Laut Mutterschutzverordnung (MuSchV) sollten schwangere Frauen in den ersten sechs Monaten regelmässig nicht mehr als 5 Kilo und gelegentlich nicht mehr als 10 Kilo heben. Ab dem siebten Schwangerschaftsmonat sind es dann nur noch 5 Kilo. «5 Kilo sind natürlich schnell erreicht. Mir ist bewusst, dass das fast nicht machbar ist. Bäuerin ist natürlich ein körperlich extrem anstrengender Beruf», sagt Esther Müller.
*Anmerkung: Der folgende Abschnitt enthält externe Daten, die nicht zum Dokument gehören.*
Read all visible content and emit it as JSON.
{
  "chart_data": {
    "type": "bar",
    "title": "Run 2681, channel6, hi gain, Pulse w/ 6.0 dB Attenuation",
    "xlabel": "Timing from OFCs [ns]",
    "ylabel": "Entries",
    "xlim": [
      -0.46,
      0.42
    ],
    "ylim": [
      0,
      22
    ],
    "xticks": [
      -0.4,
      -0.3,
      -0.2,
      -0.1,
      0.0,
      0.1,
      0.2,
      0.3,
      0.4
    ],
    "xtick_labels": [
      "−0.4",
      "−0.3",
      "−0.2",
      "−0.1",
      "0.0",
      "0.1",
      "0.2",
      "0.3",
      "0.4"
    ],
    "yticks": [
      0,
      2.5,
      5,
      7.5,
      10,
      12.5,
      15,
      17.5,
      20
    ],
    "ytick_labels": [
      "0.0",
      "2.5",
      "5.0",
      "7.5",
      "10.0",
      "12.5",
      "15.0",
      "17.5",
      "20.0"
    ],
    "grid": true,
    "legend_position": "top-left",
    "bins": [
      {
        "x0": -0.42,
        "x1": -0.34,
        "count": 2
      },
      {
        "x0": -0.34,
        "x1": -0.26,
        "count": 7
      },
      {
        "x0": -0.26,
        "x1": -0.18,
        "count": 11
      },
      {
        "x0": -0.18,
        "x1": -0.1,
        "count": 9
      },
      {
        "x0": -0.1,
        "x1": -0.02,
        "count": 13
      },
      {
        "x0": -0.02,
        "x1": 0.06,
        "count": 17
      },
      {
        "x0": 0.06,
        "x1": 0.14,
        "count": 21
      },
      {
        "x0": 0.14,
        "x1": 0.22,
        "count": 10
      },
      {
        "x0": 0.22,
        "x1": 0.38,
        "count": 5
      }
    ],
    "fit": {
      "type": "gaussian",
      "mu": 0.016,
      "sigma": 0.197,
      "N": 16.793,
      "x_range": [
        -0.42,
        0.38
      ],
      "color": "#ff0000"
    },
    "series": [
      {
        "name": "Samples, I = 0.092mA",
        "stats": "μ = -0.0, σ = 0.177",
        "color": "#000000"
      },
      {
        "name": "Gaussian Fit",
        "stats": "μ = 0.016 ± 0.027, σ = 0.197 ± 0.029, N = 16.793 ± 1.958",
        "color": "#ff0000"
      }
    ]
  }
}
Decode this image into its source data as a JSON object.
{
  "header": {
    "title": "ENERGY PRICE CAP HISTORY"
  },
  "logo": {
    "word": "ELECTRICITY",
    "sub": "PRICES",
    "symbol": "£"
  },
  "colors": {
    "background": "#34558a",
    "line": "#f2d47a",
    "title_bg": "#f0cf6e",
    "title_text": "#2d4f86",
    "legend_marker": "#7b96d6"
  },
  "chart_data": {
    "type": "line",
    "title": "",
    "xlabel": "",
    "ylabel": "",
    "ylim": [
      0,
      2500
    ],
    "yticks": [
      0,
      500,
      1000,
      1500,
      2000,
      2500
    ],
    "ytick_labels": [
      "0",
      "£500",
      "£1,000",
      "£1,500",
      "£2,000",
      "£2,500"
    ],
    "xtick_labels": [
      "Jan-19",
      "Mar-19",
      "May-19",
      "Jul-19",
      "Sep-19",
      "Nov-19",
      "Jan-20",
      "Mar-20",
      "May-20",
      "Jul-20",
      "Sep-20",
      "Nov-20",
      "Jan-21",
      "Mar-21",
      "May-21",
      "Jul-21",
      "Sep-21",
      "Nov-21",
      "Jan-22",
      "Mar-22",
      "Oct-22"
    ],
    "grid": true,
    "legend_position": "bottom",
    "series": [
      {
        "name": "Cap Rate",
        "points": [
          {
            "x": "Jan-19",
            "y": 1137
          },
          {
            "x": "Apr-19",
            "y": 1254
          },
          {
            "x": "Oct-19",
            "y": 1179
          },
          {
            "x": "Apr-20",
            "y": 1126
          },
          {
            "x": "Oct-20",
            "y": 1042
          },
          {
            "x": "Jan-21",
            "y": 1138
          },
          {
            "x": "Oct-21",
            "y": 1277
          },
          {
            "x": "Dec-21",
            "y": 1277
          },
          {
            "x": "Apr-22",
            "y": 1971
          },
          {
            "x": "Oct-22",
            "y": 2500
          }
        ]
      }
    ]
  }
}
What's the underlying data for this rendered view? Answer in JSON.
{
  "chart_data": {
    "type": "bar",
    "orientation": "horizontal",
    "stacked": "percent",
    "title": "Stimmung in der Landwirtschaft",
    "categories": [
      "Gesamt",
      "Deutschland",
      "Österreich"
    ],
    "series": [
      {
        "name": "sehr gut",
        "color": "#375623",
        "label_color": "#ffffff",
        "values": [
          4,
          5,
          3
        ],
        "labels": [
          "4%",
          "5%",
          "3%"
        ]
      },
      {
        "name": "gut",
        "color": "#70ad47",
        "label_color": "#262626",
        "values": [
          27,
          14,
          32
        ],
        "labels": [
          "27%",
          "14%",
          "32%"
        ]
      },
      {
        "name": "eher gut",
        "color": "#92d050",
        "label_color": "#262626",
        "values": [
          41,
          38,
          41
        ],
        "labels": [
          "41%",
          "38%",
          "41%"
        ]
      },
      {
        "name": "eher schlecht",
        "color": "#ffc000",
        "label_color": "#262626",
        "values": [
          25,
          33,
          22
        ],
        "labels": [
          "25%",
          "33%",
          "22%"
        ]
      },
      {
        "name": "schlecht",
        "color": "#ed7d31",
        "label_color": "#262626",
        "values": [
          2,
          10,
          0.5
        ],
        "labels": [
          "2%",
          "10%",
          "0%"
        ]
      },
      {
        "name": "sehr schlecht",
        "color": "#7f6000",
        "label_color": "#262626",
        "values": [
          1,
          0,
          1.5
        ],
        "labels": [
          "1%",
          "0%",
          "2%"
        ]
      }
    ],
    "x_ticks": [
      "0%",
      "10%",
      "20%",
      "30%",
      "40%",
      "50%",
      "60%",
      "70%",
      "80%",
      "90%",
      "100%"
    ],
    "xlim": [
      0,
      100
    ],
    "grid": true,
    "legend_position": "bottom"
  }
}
«Ich appelliere immer an den gesunden Menschenverstand. Sobald Warnzeichen auftreten, soll man kürzertreten.» Solche können sein: Beinschmerzen, geschwollene Beine, Druck, Ziehen im Bauch, Kontraktionen, allgemeines Unwohlsein, dass sich das ungeborene Kind heftig wehrt. «Eine Frau ist vielleicht ein- bis dreimal in ihrem Leben schwanger. Das ist eine so kurze Zeit auf ein ganzes Arbeitsleben. Deshalb sollte sie den Mut haben, sich in diesen Monaten genug Ruhe zu gönnen. Sie kann vorher und nachher wieder viel arbeiten.»

Sich Ruhe gönnen

Eigentlich wären Schwangere, das ungeborene Kind sowie Stillende in der Schweiz arbeitsrechtlich sehr gut geschützt. «Das wissen einfach viele nicht. Und mir ist bewusst, dass es gerade selbstständig erwerbenden Frauen – und dazu gehören Bäuerinnen – nicht einfach fällt, kürzer zu treten.» Aber es gebe immer eine Möglichkeit, entweder könne der Mann etwas übernehmen oder man suche sich eine andere Hilfe, z. B. Eltern, Verwandte, Freund(innen). «Frauen sollten den Mut haben zu sagen, ‹ich brauche Ruhe›. Das hat nichts mit Schwäche zu tun, sondern mit Stärke und Weitsicht.»

Nach der Geburt

Es gilt ein Arbeitsverbot von acht Wochen. «Es macht Sinn, dieses einzuhalten, denn das Gewebe ist von Schwangerschaft, Geburt und den Hormonen aufgelockert. Eine genug lange Pause ist auch eine Investition ins spätere Frauenleben», sagt Esther Müller mit Blick auf Beckenboden und Bauchmuskeln.